Drive on, nothing to see here
Wondering where the dirty-tricks controversy will go, now that the Commons Speaker has declared it reprehensible? Chances are it will dissipate, through what's become a tried-and-true method for getting past political trouble.
Macleans' columnist Paul Wells has recently given us a little glimpse into the PMO's media-management techniques, telling us the existence of a "media barometer."
"The Prime Minister’s Office distributes a daily “media barometer” that lists the stories getting the widest coverage and generating the most buzz on blogs and talk radio....Standard PMO procedure is to do what it takes to get a story off the top of the barometer."
How do you lower the barometer reading? Allow me, as a public service, to set out the five steps (and thus save someone from spending a lot of money on fancy advice.)
It is this simple:
1. Acknowledge the error in as vague, general a fashion as you can:
"I would, Mr. Speaker, indicate to you that the way in which this case has been handled, including by myself, has been unfortunate." -- Bev Oda (doctored-document controversy)
2. Thank the error finder for good work.
"We thank the Auditor General for her recommendations. We are working on and streamlining the processes for procurement. In fact, we have, as a result of our current efforts, on average been able to reduce the time to get a contract award from 107 months to 48 months." -- Peter MacKay (cost overruns on Chinook helicopters.)
3. You know how parenting experts talk about distinguishing between bad child and bad behaviour? When you are a politico trying to get out of a jam, you don't talk about specific behaviour -- you talk instead, tangentially, about what a good person you are.
"It's the government's policy that departments are to respond in the timeframes contained in the act or extend time in accordance with the act, subject to the right of a requester to go to the information commissioner and ultimately to the Federal Court." -- former PMO chief of staff Guy Giorno, testifying about political interference in access-to-information requests.
(Actually, the entire testimony is a textbook case of how to answer a specific question in the abstract. Read it if you have the time/interest.)
4. Say it of course won't happen again.
“I don’t think there will be any more use of suggestions that a byelection might happen." John Williamson, re: Cotler calls.
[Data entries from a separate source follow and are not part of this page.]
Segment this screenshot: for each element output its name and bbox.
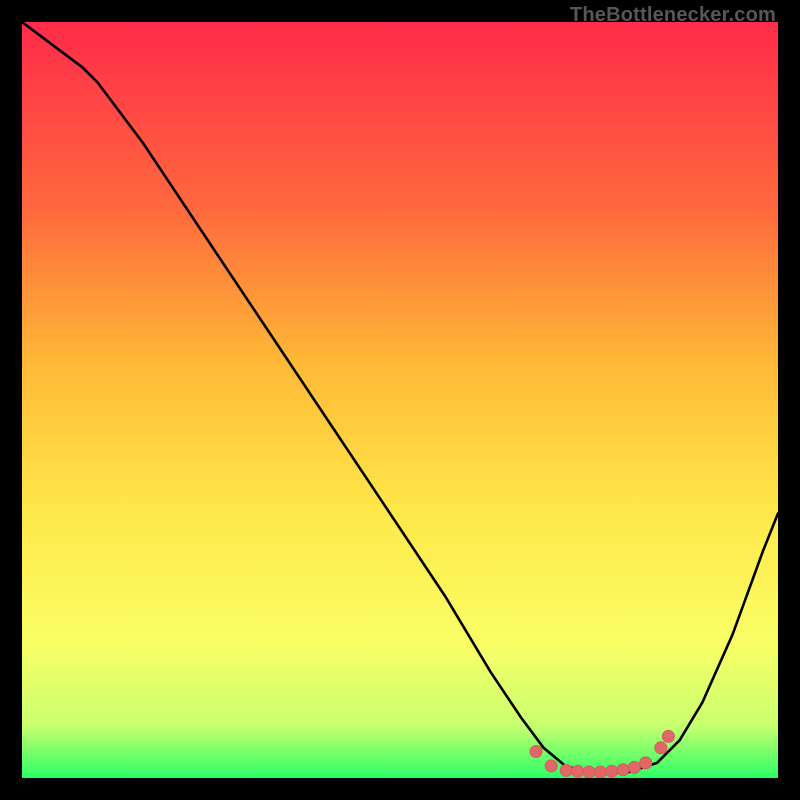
- marker-dot: [606, 765, 618, 777]
- marker-dot: [560, 764, 572, 776]
- marker-dot: [640, 757, 652, 769]
- marker-dot: [530, 746, 542, 758]
- chart-frame: [22, 22, 778, 778]
- marker-dot: [594, 766, 606, 778]
- marker-dot: [572, 765, 584, 777]
- marker-dot: [628, 761, 640, 773]
- marker-dot: [655, 742, 667, 754]
- marker-dot: [583, 766, 595, 778]
- marker-dot: [545, 760, 557, 772]
- gradient-background: [22, 22, 778, 778]
- bottleneck-chart: [22, 22, 778, 778]
- watermark-text: TheBottlenecker.com: [570, 4, 776, 27]
- marker-dot: [662, 730, 674, 742]
- marker-dot: [617, 764, 629, 776]
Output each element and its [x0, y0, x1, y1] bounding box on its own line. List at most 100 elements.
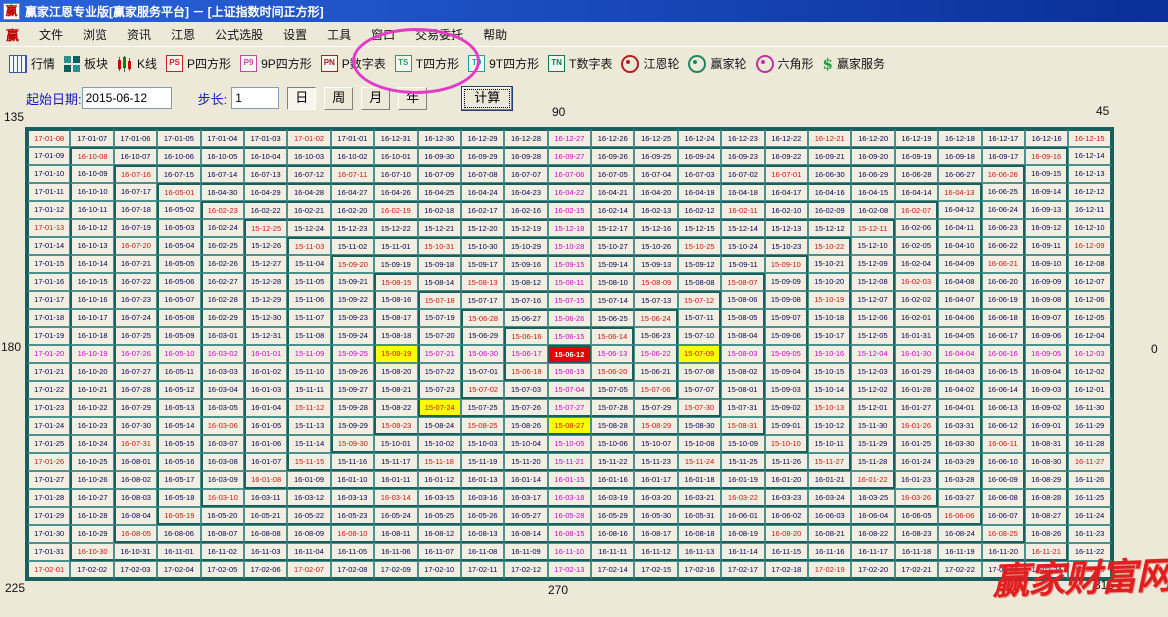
date-cell[interactable]: 16-05-24 [374, 507, 417, 525]
date-cell[interactable]: 16-09-06 [1025, 327, 1068, 345]
date-cell[interactable]: 16-04-06 [938, 309, 981, 327]
date-cell[interactable]: 16-06-30 [808, 165, 851, 183]
date-cell[interactable]: 17-01-09 [27, 147, 70, 165]
date-cell[interactable]: 16-07-13 [244, 165, 287, 183]
date-cell[interactable]: 16-11-27 [1068, 453, 1111, 471]
date-cell[interactable]: 15-10-08 [678, 435, 721, 453]
date-cell[interactable]: 16-04-01 [938, 399, 981, 417]
date-cell[interactable]: 15-06-28 [461, 309, 504, 327]
date-cell[interactable]: 15-10-13 [808, 399, 851, 417]
date-cell[interactable]: 16-10-15 [70, 273, 113, 291]
date-cell[interactable]: 16-07-30 [114, 417, 157, 435]
menu-item-trade-order[interactable]: 交易委托 [405, 25, 473, 45]
date-cell[interactable]: 16-04-16 [808, 183, 851, 201]
date-cell[interactable]: 16-09-26 [591, 147, 634, 165]
date-cell[interactable]: 15-12-07 [851, 291, 894, 309]
date-cell[interactable]: 16-10-27 [70, 489, 113, 507]
date-cell[interactable]: 16-03-09 [201, 471, 244, 489]
date-cell[interactable]: 15-11-08 [287, 327, 330, 345]
date-cell[interactable]: 15-11-02 [331, 237, 374, 255]
date-cell[interactable]: 16-07-01 [765, 165, 808, 183]
date-cell[interactable]: 16-01-08 [244, 471, 287, 489]
date-cell[interactable]: 15-06-30 [461, 345, 504, 363]
date-cell[interactable]: 16-03-25 [851, 489, 894, 507]
date-cell[interactable]: 15-09-16 [504, 255, 547, 273]
date-cell[interactable]: 15-11-03 [287, 237, 330, 255]
date-cell[interactable]: 16-01-28 [895, 381, 938, 399]
date-cell[interactable]: 16-07-07 [504, 165, 547, 183]
date-cell[interactable]: 16-05-26 [461, 507, 504, 525]
date-cell[interactable]: 16-02-07 [895, 201, 938, 219]
date-cell[interactable]: 16-08-16 [591, 525, 634, 543]
date-cell[interactable]: 16-02-23 [201, 201, 244, 219]
date-cell[interactable]: 15-12-08 [851, 273, 894, 291]
date-cell[interactable]: 16-11-09 [504, 543, 547, 561]
date-cell[interactable]: 15-09-04 [765, 363, 808, 381]
date-cell[interactable]: 16-06-18 [982, 309, 1025, 327]
date-cell[interactable]: 15-10-18 [808, 309, 851, 327]
date-cell[interactable]: 16-05-11 [157, 363, 200, 381]
date-cell[interactable]: 16-08-19 [721, 525, 764, 543]
date-cell[interactable]: 16-12-14 [1068, 147, 1111, 165]
date-cell[interactable]: 15-10-19 [808, 291, 851, 309]
date-cell[interactable]: 15-08-26 [504, 417, 547, 435]
date-cell[interactable]: 15-12-17 [591, 219, 634, 237]
date-cell[interactable]: 16-06-28 [895, 165, 938, 183]
date-cell[interactable]: 16-03-24 [808, 489, 851, 507]
date-cell[interactable]: 16-11-04 [287, 543, 330, 561]
date-cell[interactable]: 16-06-05 [895, 507, 938, 525]
date-cell[interactable]: 15-12-31 [244, 327, 287, 345]
date-cell[interactable]: 16-11-24 [1068, 507, 1111, 525]
date-cell[interactable]: 16-11-07 [418, 543, 461, 561]
date-cell[interactable]: 15-07-25 [461, 399, 504, 417]
date-cell[interactable]: 15-08-24 [418, 417, 461, 435]
date-cell[interactable]: 17-02-06 [244, 561, 287, 579]
date-cell[interactable]: 16-05-27 [504, 507, 547, 525]
date-cell[interactable]: 15-09-15 [548, 255, 591, 273]
date-cell[interactable]: 16-02-13 [634, 201, 677, 219]
date-cell[interactable]: 15-11-16 [331, 453, 374, 471]
date-cell[interactable]: 16-12-08 [1068, 255, 1111, 273]
date-cell[interactable]: 15-10-07 [634, 435, 677, 453]
date-cell[interactable]: 16-04-17 [765, 183, 808, 201]
date-cell[interactable]: 16-06-27 [938, 165, 981, 183]
date-cell[interactable]: 16-06-20 [982, 273, 1025, 291]
date-cell[interactable]: 15-09-20 [331, 255, 374, 273]
date-cell[interactable]: 15-12-30 [244, 309, 287, 327]
date-cell[interactable]: 16-10-02 [331, 147, 374, 165]
date-cell[interactable]: 16-07-20 [114, 237, 157, 255]
date-cell[interactable]: 15-08-25 [461, 417, 504, 435]
date-cell[interactable]: 15-10-21 [808, 255, 851, 273]
date-cell[interactable]: 15-12-27 [244, 255, 287, 273]
date-cell[interactable]: 16-02-06 [895, 219, 938, 237]
date-cell[interactable]: 15-12-10 [851, 237, 894, 255]
date-cell[interactable]: 16-01-21 [808, 471, 851, 489]
date-cell[interactable]: 16-07-25 [114, 327, 157, 345]
date-cell[interactable]: 17-01-22 [27, 381, 70, 399]
date-cell[interactable]: 16-01-15 [548, 471, 591, 489]
date-cell[interactable]: 15-08-06 [721, 291, 764, 309]
date-cell[interactable]: 15-06-17 [504, 345, 547, 363]
date-cell[interactable]: 16-08-24 [938, 525, 981, 543]
date-cell[interactable]: 15-08-07 [721, 273, 764, 291]
date-cell[interactable]: 16-07-29 [114, 399, 157, 417]
date-cell[interactable]: 16-07-09 [418, 165, 461, 183]
date-cell[interactable]: 16-11-21 [1025, 543, 1068, 561]
date-cell[interactable]: 17-01-10 [27, 165, 70, 183]
date-cell[interactable]: 15-07-10 [678, 327, 721, 345]
date-cell[interactable]: 17-02-22 [938, 561, 981, 579]
date-cell[interactable]: 16-09-10 [1025, 255, 1068, 273]
date-cell[interactable]: 16-01-30 [895, 345, 938, 363]
date-cell[interactable]: 15-12-09 [851, 255, 894, 273]
date-cell[interactable]: 16-08-25 [982, 525, 1025, 543]
menu-item-window[interactable]: 窗口 [361, 25, 405, 45]
date-cell[interactable]: 15-12-13 [765, 219, 808, 237]
date-cell[interactable]: 17-01-30 [27, 525, 70, 543]
date-cell[interactable]: 16-07-14 [201, 165, 244, 183]
date-cell[interactable]: 16-08-05 [114, 525, 157, 543]
date-cell[interactable]: 16-12-10 [1068, 219, 1111, 237]
date-cell[interactable]: 15-08-22 [374, 399, 417, 417]
date-cell[interactable]: 15-06-29 [461, 327, 504, 345]
date-cell[interactable]: 16-03-15 [418, 489, 461, 507]
period-button-周[interactable]: 周 [324, 87, 353, 110]
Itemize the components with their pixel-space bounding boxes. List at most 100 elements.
5. When further questions arise, say it's old news. Time has marched on. Insinuate that the person who keeps bringing it up is holding a grudge or has an axe to grind.
The Auditor General came forward with her report and we thank her for her work. She came forward with specific recommendations on how we could be even more transparent to Parliament, specific recommendations on improving program administration. (John Baird: G8/G20 spending.)
And that's it! As they say on the shampoo bottles: lather, rinse, repeat. Or, in this case: Admit, Thank, Boast, Repent, Move On.
The current government did not invent this. In fact, I'm pretty sure that the current Prime Minister watched Jean Chretien employ this technique over and over again through his tenure, and learned something. In politics, it's better to bury a controversy than to give it a full airing. (The Gomery commission, into the Liberal sponsorship scandal, is now seen as Paul Martin's greatest PR error, for instance.)
As you've noticed, we're at Stage Four in the Cotler-call controversy. Error admitted, Speaker thanked, principles stated, never-again vow has been made. By the end of the week, it'll be called old news.